Italian billionaire businessman

Luigi Cremonini (born 1939) is an Italian billionaire businessman. He is the chairman of Cremonini SpA and Inalca SpA, and the honorary president of the Chamber of Commerce ItalAfrica Centrale.

==Biography==
Luigi Cremonini was born in 1939 in Savignano sul Panaro to a farming family. At 19, he opened a pig farm.

In 1963 he opened a small butcher shop with his brother Giuseppe, a cornerstone of the Cremonini Group. In 1966 he founded Inalca, which specialized in butchering. Starting in the 1970s, the Cremonini Group incorporated several companies.
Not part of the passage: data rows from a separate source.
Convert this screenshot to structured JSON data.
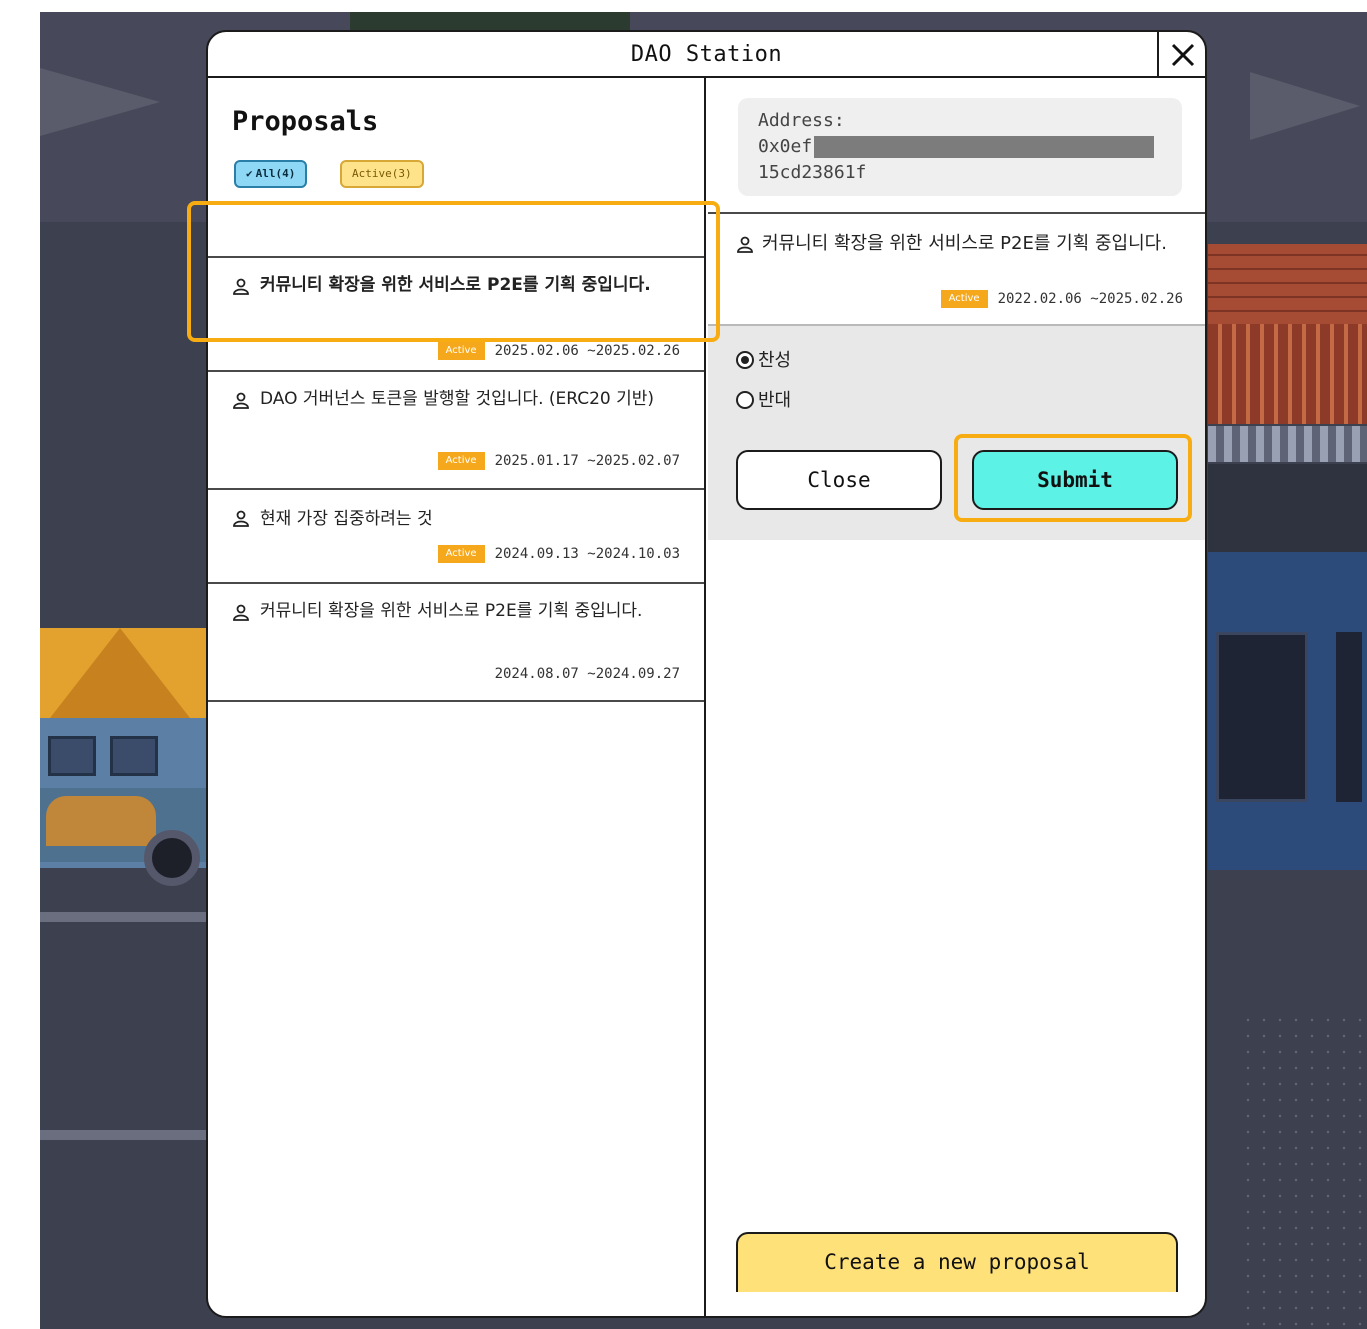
{
  "modal": {
    "title": "DAO Station",
    "close_icon": "close-x-icon"
  },
  "left": {
    "heading": "Proposals",
    "filters": [
      {
        "label": "All(4)",
        "selected": true,
        "icon": "check-icon"
      },
      {
        "label": "Active(3)",
        "selected": false
      }
    ],
    "proposals": [
      {
        "title": "커뮤니티 확장을 위한 서비스로 P2E를 기획 중입니다.",
        "status": "Active",
        "period": "2025.02.06 ~2025.02.26",
        "icon": "people-icon",
        "selected": true
      },
      {
        "title": "DAO 거버넌스 토큰을 발행할 것입니다. (ERC20 기반)",
        "status": "Active",
        "period": "2025.01.17 ~2025.02.07",
        "icon": "people-icon"
      },
      {
        "title": "현재 가장 집중하려는 것",
        "status": "Active",
        "period": "2024.09.13 ~2024.10.03",
        "icon": "people-icon"
      },
      {
        "title": "커뮤니티 확장을 위한 서비스로 P2E를 기획 중입니다.",
        "status": "",
        "period": "2024.08.07 ~2024.09.27",
        "icon": "people-icon"
      }
    ]
  },
  "right": {
    "address": {
      "label": "Address:",
      "line1_prefix": "0x0ef",
      "line2": "15cd23861f"
    },
    "detail": {
      "title": "커뮤니티 확장을 위한 서비스로 P2E를 기획 중입니다.",
      "status": "Active",
      "period": "2022.02.06 ~2025.02.26",
      "icon": "people-icon"
    },
    "vote": {
      "options": [
        {
          "label": "찬성",
          "checked": true
        },
        {
          "label": "반대",
          "checked": false
        }
      ],
      "close_label": "Close",
      "submit_label": "Submit"
    },
    "create_label": "Create a new proposal"
  },
  "colors": {
    "highlight": "#f7ad12",
    "submit_bg": "#5df2e6",
    "create_bg": "#ffe17a",
    "badge_bg": "#f6a81c",
    "chip_all_bg": "#8fd8f5",
    "chip_active_bg": "#ffe38a"
  }
}
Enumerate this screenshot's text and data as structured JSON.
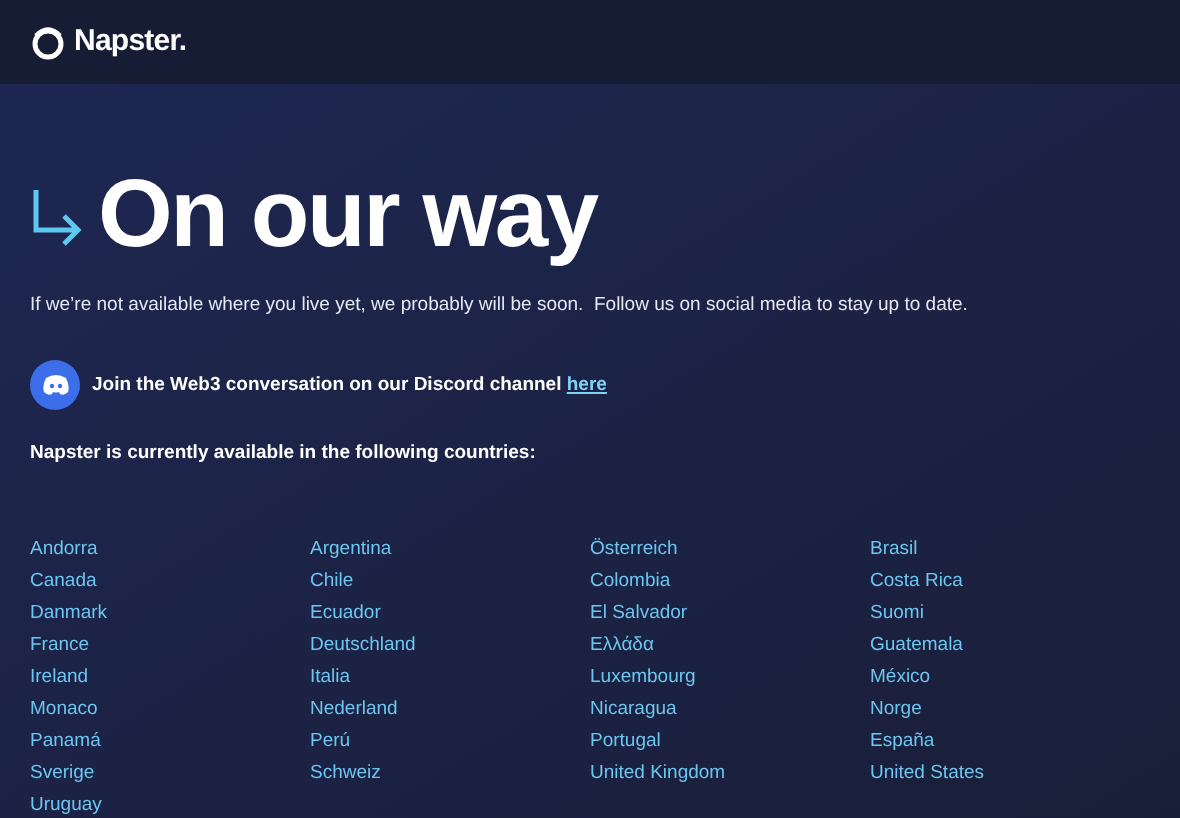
{
  "header": {
    "logo_text": "Napster."
  },
  "heading": "On our way",
  "intro": "If we’re not available where you live yet, we probably will be soon.  Follow us on social media to stay up to date.",
  "discord": {
    "text": "Join the Web3 conversation on our Discord channel",
    "link": "here"
  },
  "countries_title": "Napster is currently available in the following countries:",
  "countries": [
    "Andorra",
    "Argentina",
    "Österreich",
    "Brasil",
    "Canada",
    "Chile",
    "Colombia",
    "Costa Rica",
    "Danmark",
    "Ecuador",
    "El Salvador",
    "Suomi",
    "France",
    "Deutschland",
    "Ελλάδα",
    "Guatemala",
    "Ireland",
    "Italia",
    "Luxembourg",
    "México",
    "Monaco",
    "Nederland",
    "Nicaragua",
    "Norge",
    "Panamá",
    "Perú",
    "Portugal",
    "España",
    "Sverige",
    "Schweiz",
    "United Kingdom",
    "United States",
    "Uruguay"
  ]
}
In the 1980s, Burghy (catering) was founded, then sold to McDonald's in 1996 in exchange for Inalca's supply of beef for the American chain. In 1991 the "Montana" brand (canned meat) was taken over. In 2001 he founded another restaurant chain,Roadhouse Grill, which is still active today. In the railway catering sector through Agape and Chef Express operates in eight countries, especially for services on high speed lines. At the same time through its subsidiary Inalca (jointly with the Brazilian JBS until Cremonini buys back half of the capital previously sold to it) it also expanded its business in Russia, where in 2010 it inaugurated a plant in Moscow "intended for the distribution of products made in Italy and the production of hamburgers for McDonald's in Russia."
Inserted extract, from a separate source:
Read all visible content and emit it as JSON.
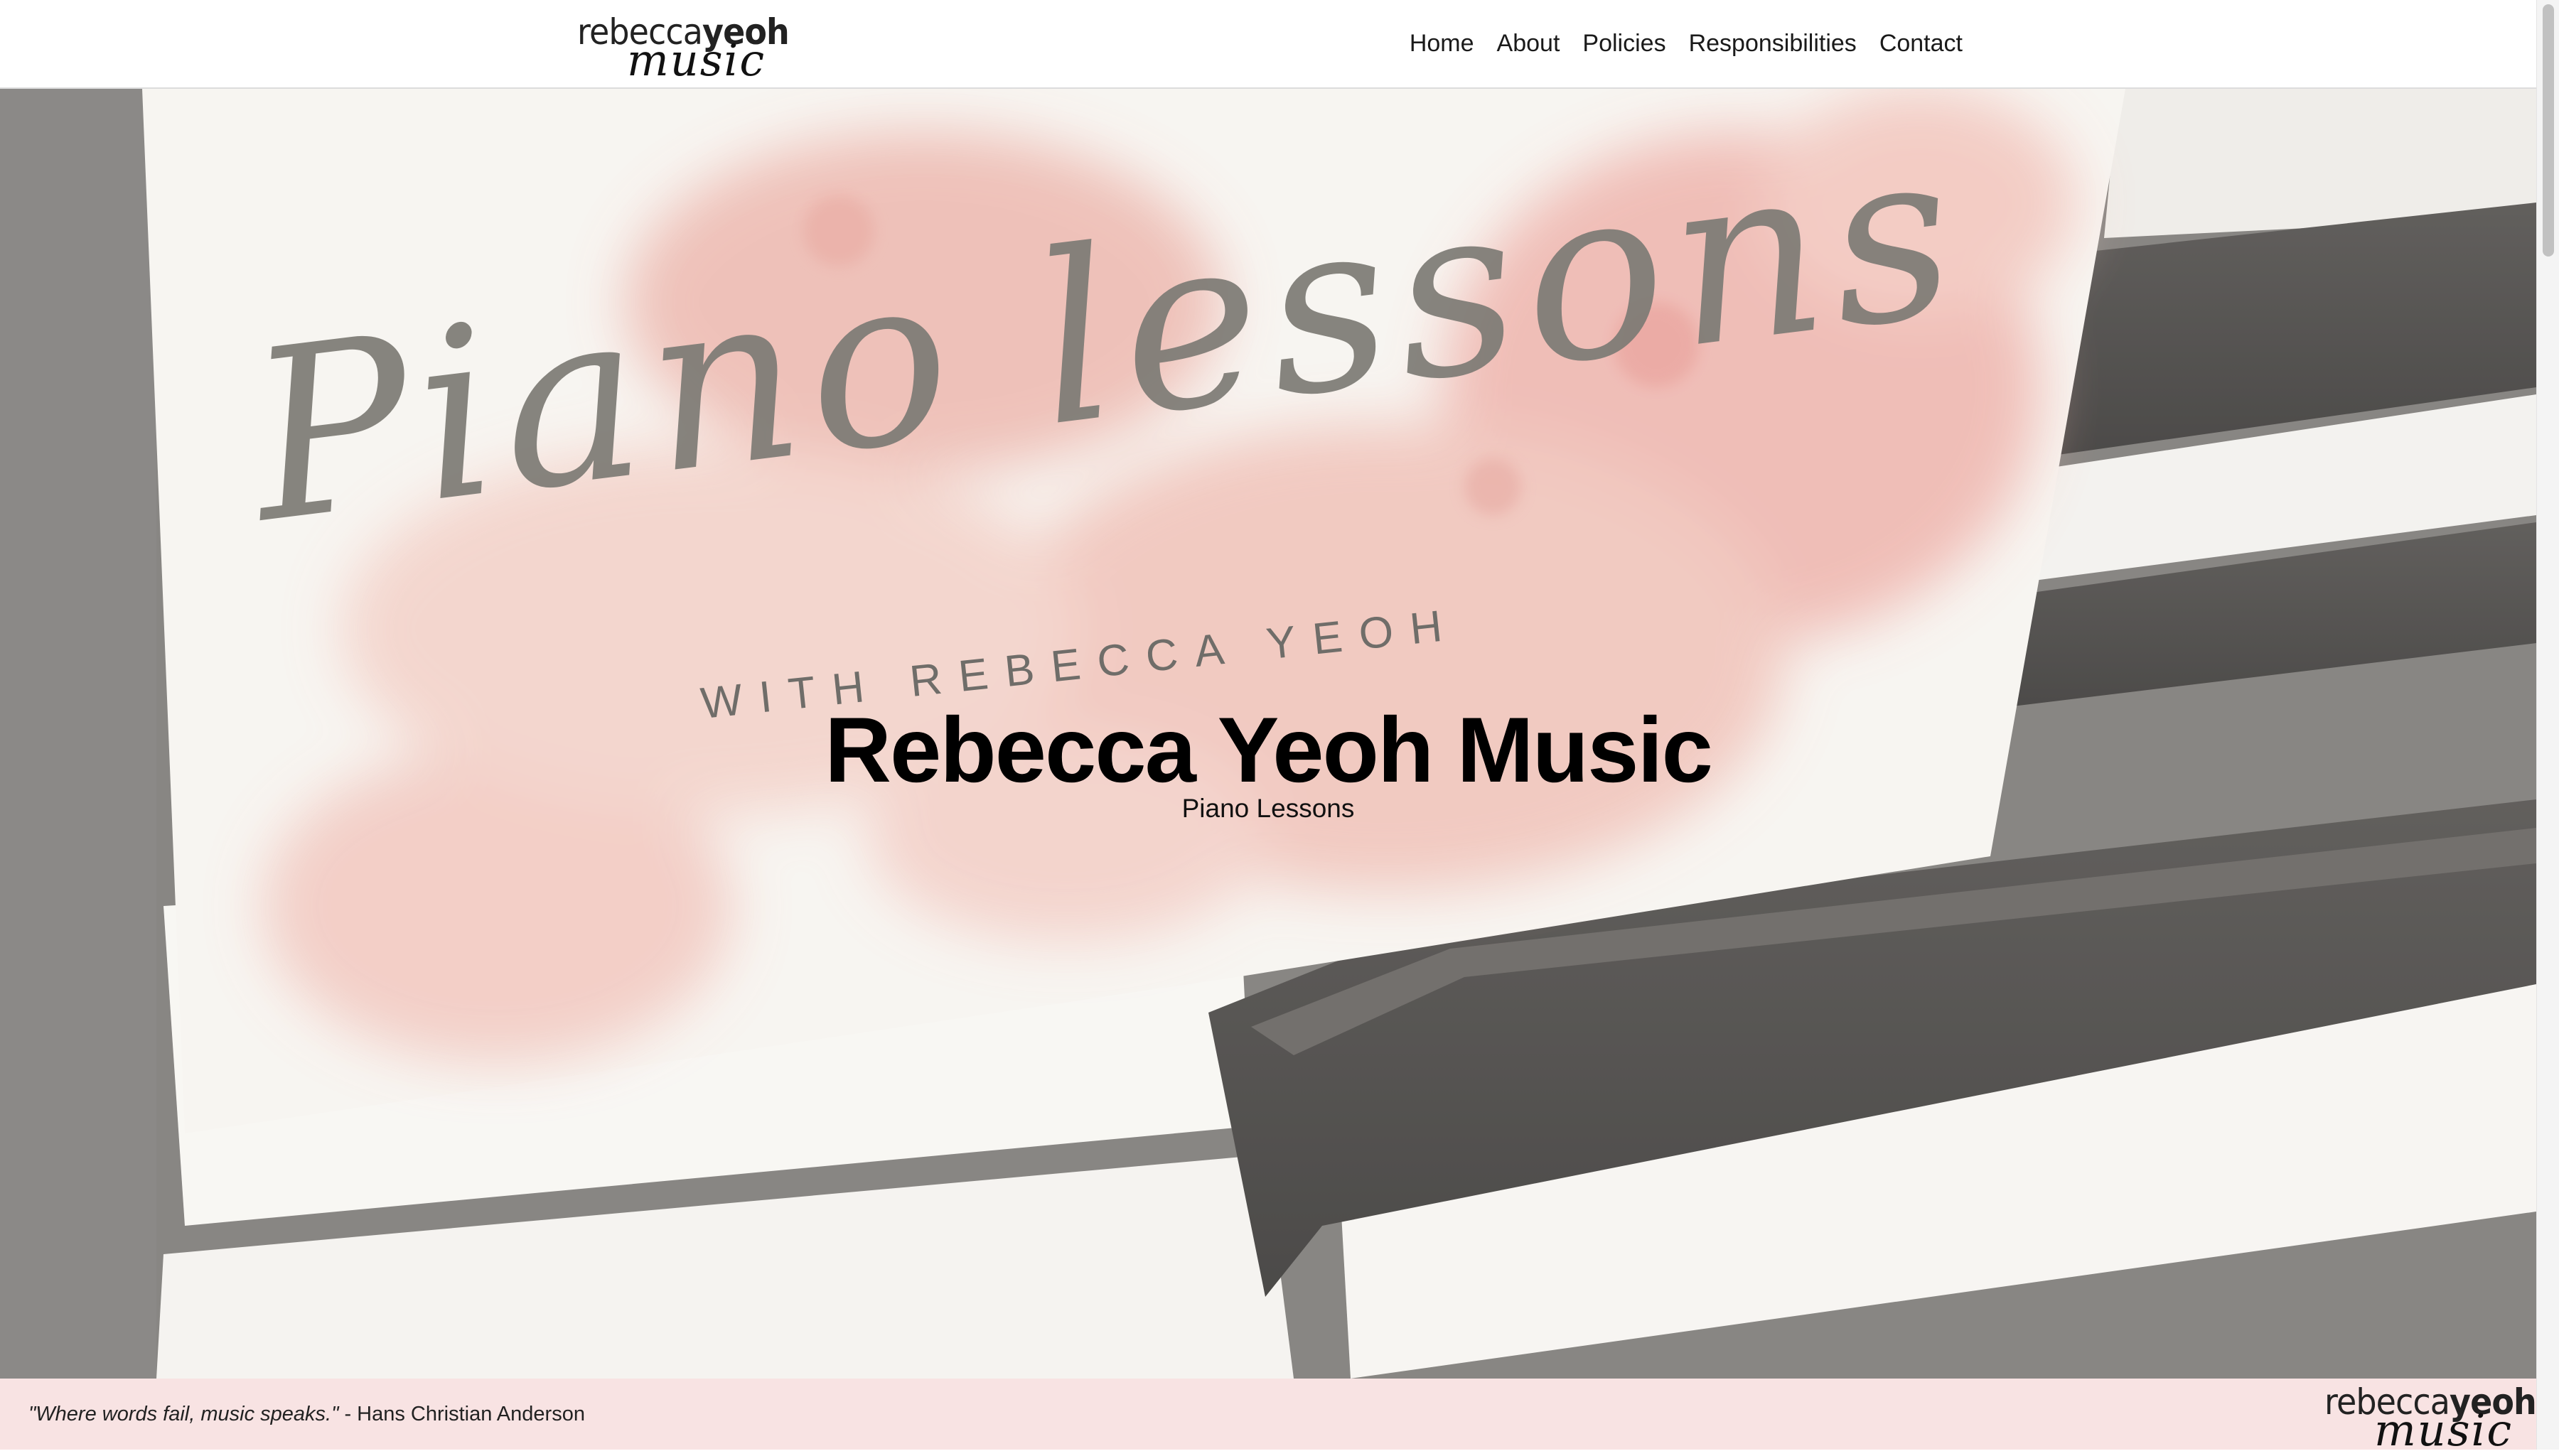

In early 2000, according to press sources, he was the subject of a foiled kidnapping attempt.

He was a board member of Banca Popolare dell'Emilia Romagna until 2013.
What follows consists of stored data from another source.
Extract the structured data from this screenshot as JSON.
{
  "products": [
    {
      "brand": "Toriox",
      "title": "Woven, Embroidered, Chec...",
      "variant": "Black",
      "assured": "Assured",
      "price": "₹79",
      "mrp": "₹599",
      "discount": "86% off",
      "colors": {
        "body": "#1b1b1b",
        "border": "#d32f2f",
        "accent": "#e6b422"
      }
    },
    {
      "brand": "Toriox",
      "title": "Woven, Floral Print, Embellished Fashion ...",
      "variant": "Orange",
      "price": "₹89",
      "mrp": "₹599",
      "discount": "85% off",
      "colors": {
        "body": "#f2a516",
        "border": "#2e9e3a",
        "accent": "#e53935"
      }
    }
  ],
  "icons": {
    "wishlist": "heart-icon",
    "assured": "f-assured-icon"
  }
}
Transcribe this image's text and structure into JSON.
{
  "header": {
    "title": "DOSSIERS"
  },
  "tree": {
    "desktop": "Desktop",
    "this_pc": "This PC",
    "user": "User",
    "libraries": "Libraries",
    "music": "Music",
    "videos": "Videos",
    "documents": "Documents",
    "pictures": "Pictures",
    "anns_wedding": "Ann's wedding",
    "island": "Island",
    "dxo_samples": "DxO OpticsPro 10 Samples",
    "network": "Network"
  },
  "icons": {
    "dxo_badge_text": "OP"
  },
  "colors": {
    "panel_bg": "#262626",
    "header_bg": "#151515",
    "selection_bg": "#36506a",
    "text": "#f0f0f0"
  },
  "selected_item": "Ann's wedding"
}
In 1985 he was made a Order of Merit for Labourr. In May 1994, the University of Bologna awarded him an honorary degree.

In the cultural sphere, he financed the archaeological excavations and museum setup of the "Cremonini Space at the Trevi," completed in 2009, concerning the Vicus Caprarius area near the Trevi Fountain in Rome.

==Early life==
Cremonini was born in 1939, into a poor farming family near Modena, Italy. He studied farming in Bologna.

==Career==
In 1963, Cremonini opened, with his brother Giuseppe a small butcher's shop, the start of the pan-European Cremonini Group, with an annual turnover of meat products of $3.6 billion, and Marr, Italy's largest food-service distributor.

==Personal life==
Cremonini is married, with four children, and lives in Modena, Italy.

In 1985, he was awarded the Order of Orange-Nassau by the Queen Beatrix and appointed Cavalier of Labour by the President Alessandro Pertini. In October 2009, Cremonini was presented with an "Italy in the World 2009" award at the Italian Embassy in Moscow.